The concept of sustainability has been a part of the fabric of many Westside communities long before it became en vogue to much of the nation in the late 1980s and 1990s.

Growing food organically, initiating water purification systems and using less plastic seems to be as common in places like Santa Monica and Venice as sunshine is to both beachside communities.

Since 2002, students at Venice High School have been learning to implement some of these concepts at the Learning Garden. Students studying horticulture get the opportunity to learn firsthand about nutrition, water recycling techniques and other sustainable approaches to everyday living.

But like most public and private entities, the economic recession has touched the Learning Garden, which operates exclusively on donations and grants.

A recent grant acquired by the school and a community benefit grant from the Mar Vista Community Council will provide the garden and the student body additional opportunities to learn lessons on the intricacies of gardening, organic food and sustainability. In addition, it will give residents of neighboring communities a chance to commune with nature in an urban environment.

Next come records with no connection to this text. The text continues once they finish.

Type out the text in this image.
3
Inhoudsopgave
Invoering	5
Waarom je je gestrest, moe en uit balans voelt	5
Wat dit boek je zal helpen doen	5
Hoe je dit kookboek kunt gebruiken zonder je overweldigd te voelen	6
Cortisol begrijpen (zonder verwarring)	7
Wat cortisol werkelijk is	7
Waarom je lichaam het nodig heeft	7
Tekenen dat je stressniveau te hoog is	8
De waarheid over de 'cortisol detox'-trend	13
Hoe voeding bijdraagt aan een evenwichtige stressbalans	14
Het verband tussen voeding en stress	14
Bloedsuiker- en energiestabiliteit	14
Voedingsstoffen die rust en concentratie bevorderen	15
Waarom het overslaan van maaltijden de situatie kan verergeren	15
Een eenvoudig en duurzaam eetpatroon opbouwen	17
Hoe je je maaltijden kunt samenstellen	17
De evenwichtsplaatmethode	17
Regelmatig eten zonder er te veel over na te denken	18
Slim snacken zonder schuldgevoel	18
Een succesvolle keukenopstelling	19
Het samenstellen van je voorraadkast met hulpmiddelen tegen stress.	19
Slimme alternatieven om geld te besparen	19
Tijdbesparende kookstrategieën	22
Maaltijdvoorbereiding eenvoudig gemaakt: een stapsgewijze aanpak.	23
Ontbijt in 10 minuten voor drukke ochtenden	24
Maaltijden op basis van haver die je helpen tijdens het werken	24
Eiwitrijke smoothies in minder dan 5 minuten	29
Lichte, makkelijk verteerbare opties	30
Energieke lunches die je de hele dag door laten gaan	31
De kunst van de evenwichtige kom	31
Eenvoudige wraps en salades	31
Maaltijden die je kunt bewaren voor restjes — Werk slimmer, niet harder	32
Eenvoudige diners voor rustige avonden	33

But funding for the garden and the school’s horticulture program will likely run out in June, and David King is hoping that he and those who enjoy spending time with the 60 fruit trees, vegetables and various native plants will still have a place to indulge their passion.

King, the garden master at the Learning Garden, has been on the funding roller coaster before.

“We’ve got money in the bank that will last until this summer, and after that it’s a crapshoot,” King said during an interview at the garden, located near the west side of the high school campus.

The high school recently obtained a Culinary Arts and Sustainable Agriculture Academy grant, which helped the school establish a culinary academy.

“The Learning Garden is up and running and in full bloom,” Venice High Principal Lonnie Wallace told The Argonaut earlier this month.

Horticulture teacher Diane Pollock has students who are in the new culinary academy and says many of her pupils initially are taken aback when they visit the garden for the first time.

“They’re a very limited range to what they are exposed to,” Pollock said. “Many of them are not accustomed to the intense flavor of the vegetables when they first taste them.”

King says that even those who choose not to go into the culinary arts can derive tangible benefits from the academy.

“You can’t expect everyone to be a chef, but if they can come out of that program eating more vegetables fixed healthily, then you’ve changed their lives in real and tangible ways,” King said.

Pollock says she has seen firsthand how being around plants, flowers and organic food can give even the most disinterested teen a new way of looking at sustainable living and the importance of organic gardening and harvesting.

“When they plant something and it grows, it’s a whole new experience for them,” she said.

Wallace says students who work in the garden augment their regular classes by learning about sustainability, nutrition and horticulture.

“Working in a garden with their other core teachers supplements what they are learning in conjunction with the rest of their curriculum,” said the principal.

The horticulture program received a boost on February 26th when actress Olivia Wilde of the medical television drama “House” donated $1,000 to the school. Wilde, who is affiliated with the Environmental Media Association, spent time planting in the garden with Pollock’s students.

“That will sustain us until the end of the semester,” the horticulture teacher said of the donation. “I’ll have to spend the summer looking for more grants.”

The program received grants in past years from the Los Angeles Unified School District. But last year, Pollock says the district changed its rules regarding how it awards grant money for what is called career tech funding and the program did not qualify.

The Mar Vista Community Council has also stepped in to help the garden. Kate Anderson, a co-chair of the council’s Education, Arts and Culture Committee, brought a motion before her colleagues in January to secure a $2,200-plus community grant to pay for two waterwise demonstration gardens at the high school.

“(The Learning Garden) is exactly the kind of community resource that we should be supporting,” Anderson said.

Albert Olson, the council’s chair, thinks the community project is money well spent.

“There is such a great need for things like the Learning Garden in the community in terms of training children about sustainable produce and green gardening,” Olson said. “When people like (Learning Garden volunteer) Marianne Brown take the time to provide this learning experience, it’s incredibly valuable.”

Another recent donation came from Kellogg Gardening Products, which delivered fertilizers, potting soil and a variety of other gardening materials to the school last month.

“We really needed that,” Pollock said.

Students from Yo San University of Traditional Chinese Medicine also visit the garden, which has medicinal, homeopathic and Native American plants. Venice and Mar Vista residents have a small community garden there as well, and volunteers assist King with his work on maintaining the community resource.

The Westside Food Bank in Santa Monica is another beneficiary of the garden’s bounty. According to the Environmental Media Association, an organization comprised of environmentally conscious members of the entertainment industry, the food bank receives up to 300 pounds a week from the garden.

Despite the recent donations and grants, both King and Pollock are still searching for money to sustain the Learning Garden. King took a job offsite in 2006 due to a reduction in donations and grants, but he would like to remain with the garden this time.

“I have the sense that this will come to good if I stay this time,” King said. “Good things are worth sustaining, and this garden is a good thing.”

Pollock said there are so many aspects of life that are taught in the garden that are immeasurable.

“It teaches (the students) sustainability and social responsibility,” she concluded. “And that’s invaluable.”